Was ist die Adaptive Radiation?

Unter dem Begriff adaptive Radiation (lat.: „adaptare“ = anpassen, „radiatus“ = ausstrahlend) versteht man die Auffächerung (Radiation) einer geringer spezialisierten Art in mehrere stärker spezialisierte Arten durch die aktive Anpassung (Adaption) an vorhandene Umweltverhältnisse.
Dabei sorgt eine geographische Separation (räumliche Trennung) für die Entwicklung der Gründerpopulation in unterschiedliche Richtungen. Dadurch kommt es zu einer Verschiebung der ökologischen Nische bei dem Teil der Gründerpopulation, der neue Merkmale aufweist. Diese Gruppe der Lebewesen wird auch als Teilpopulation bezeichnet. Als ökologische Nische bezeichnet man die Gesamtheit aller belebten (biotisch) und unbelebten (abiotisch) Umweltfaktoren, die das Überleben einer Art beeinflussen.

 

Um dies besser zu verstehen, erklären wir dir dieses Phänomen an einem Beispiel:
Stell dir vor eine Gruppe Affen lebt in einem Urwald, in dem es vielfältiges Nahrungsangebot gab. Aufgrund von Brandrodung mussten sie sich einen neuen Lebensraum suchen. Ein Teil der Gründerpopulation fand einen neuen Lebensraum, in dem es jedoch keine geeigneten Beutetiere (Vögel oder kleinere Säugetiere) gab. Deshalb mussten die Affen ihre Ernährungsweise ändern. Sie wurden zu Pflanzenfressern (Herbivoren). Daraufhin veränderte sich ihr Gebiss im Laufe der Zeit: aus Reißzähnen wurden abgeflachte Zähne, die zur Zerkleinerung von Pflanzen geeigneter waren.
Die andere Teilpopulation besiedelte ein Gebiet, in dem ein geringes Angebot an Pflanzen vorhanden war, die für die Affen ungiftig waren. Also spezialisierten sie sich auf die Jagd und auf den Verzehr von kleineren Säugetieren. Dadurch prägten sich ihre Eckzähne mit der Zeit stärker aus, da diese für die Jagt besonders geeignet waren.
Beide Teilpopulationen waren also dem Selektionsdruck ausgesetzt, der die Anpassung an bestehende Umweltverhältnisse notwendig macht. Somit überleben nur die Individuen, die sich an die neuen Umweltverhältnisse anpassen.
Deshalb verläuft die Evolution bei den beiden Teilpopulationen in unterschiedliche Richtungen. Dabei spielen vor allem der Gendrift, Mutationen (zufällige Veränderung der DNA) und unterschiedliche Selektionsfaktoren eine Rolle.
Aufgrund der geographischen Separation waren die Teilpopulationen über einen sehr langen Zeitraum voneinander getrennt und können sich nicht mehr erfolgreich miteinander fortpflanzen (Fortpflanzungsbarriere).

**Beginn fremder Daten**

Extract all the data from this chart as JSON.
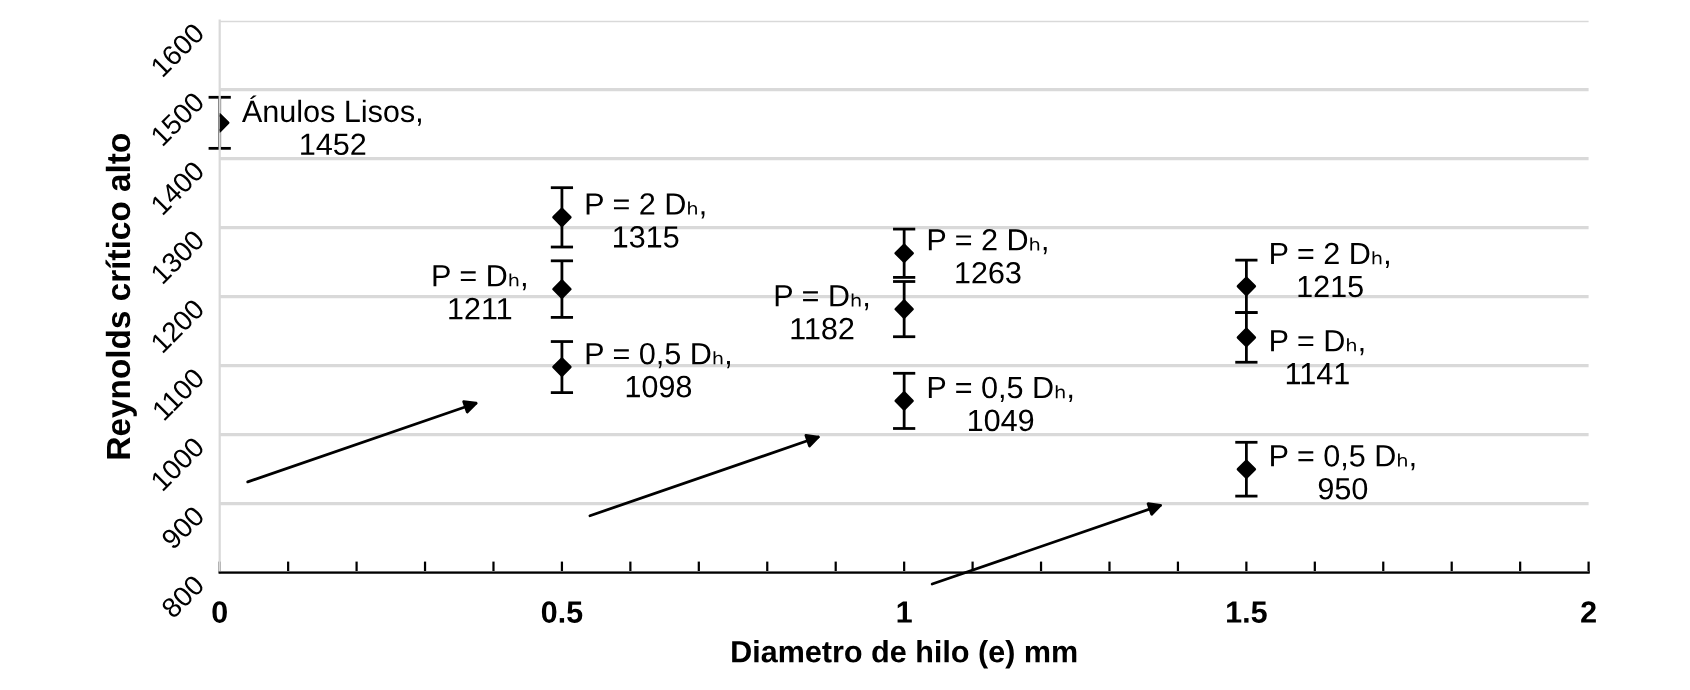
{
  "chart_data": {
    "type": "scatter",
    "xlabel": "Diametro de hilo (e) mm",
    "ylabel": "Reynolds crítico alto",
    "x": [
      0,
      0.5,
      0.5,
      0.5,
      1,
      1,
      1,
      1.5,
      1.5,
      1.5
    ],
    "series": [
      {
        "color": "#000000",
        "values": [
          1452,
          1315,
          1211,
          1098,
          1263,
          1182,
          1049,
          1215,
          1141,
          950
        ],
        "errors": [
          37,
          43,
          41,
          37,
          35,
          40,
          40,
          38,
          36,
          39
        ]
      }
    ],
    "marker": "diamond",
    "xlim": [
      0,
      2
    ],
    "xticks": [
      0,
      {
        "value": 0.1,
        "label": null
      },
      {
        "value": 0.2,
        "label": null
      },
      {
        "value": 0.3,
        "label": null
      },
      {
        "value": 0.4,
        "label": null
      },
      0.5,
      {
        "value": 0.6,
        "label": null
      },
      {
        "value": 0.7,
        "label": null
      },
      {
        "value": 0.8,
        "label": null
      },
      {
        "value": 0.9,
        "label": null
      },
      1,
      {
        "value": 1.1,
        "label": null
      },
      {
        "value": 1.2,
        "label": null
      },
      {
        "value": 1.3,
        "label": null
      },
      {
        "value": 1.4,
        "label": null
      },
      1.5,
      {
        "value": 1.6,
        "label": null
      },
      {
        "value": 1.7,
        "label": null
      },
      {
        "value": 1.8,
        "label": null
      },
      {
        "value": 1.9,
        "label": null
      },
      2
    ],
    "ylim": [
      800,
      1600
    ],
    "yticks": [
      800,
      900,
      1000,
      1100,
      1200,
      1300,
      1400,
      1500,
      1600
    ],
    "grid": "y",
    "annotations": [
      {
        "text": "Ánulos Lisos,\n1452",
        "x": 0,
        "y": 1452
      },
      {
        "text": "P = 2 Dₕ,\n1315",
        "x": 0.5,
        "y": 1315
      },
      {
        "text": "P = Dₕ,\n1211",
        "x": 0.5,
        "y": 1211
      },
      {
        "text": "P = 0,5 Dₕ,\n1098",
        "x": 0.5,
        "y": 1098
      },
      {
        "text": "P = 2 Dₕ,\n1263",
        "x": 1,
        "y": 1263
      },
      {
        "text": "P = Dₕ,\n1182",
        "x": 1,
        "y": 1182
      },
      {
        "text": "P = 0,5 Dₕ,\n1049",
        "x": 1,
        "y": 1049
      },
      {
        "text": "P = 2 Dₕ,\n1215",
        "x": 1.5,
        "y": 1215
      },
      {
        "text": "P = Dₕ,\n1141",
        "x": 1.5,
        "y": 1141
      },
      {
        "text": "P = 0,5 Dₕ,\n950",
        "x": 1.5,
        "y": 950
      }
    ]
  }
}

Dies bezeichnet man als Reproduktive Isolation. Also die Unterbrechung des Genflusses zwischen Populationen der ursprünglich gleichen Art. Entweder die Fortpflanzung führt zu keinen Nachkommen oder die Nachkommen sind unfruchtbar.
Würden diese beiden Teilpopulationen den gleichen Lebensraum besiedeln gibt es wegen ihrer unterschiedlichen Ernährungsweisen (Pflanzenfresser, Fleischfresser) keine innerartliche Konkurrenz. Dies bezeichnet man als Koexistenz.
Die adaptive Radiation kann sich innerhalb einer Art mehrmals wiederholen oder parallel ablaufen. Dabei entsteht, wie oben erklärt, eine neue Art.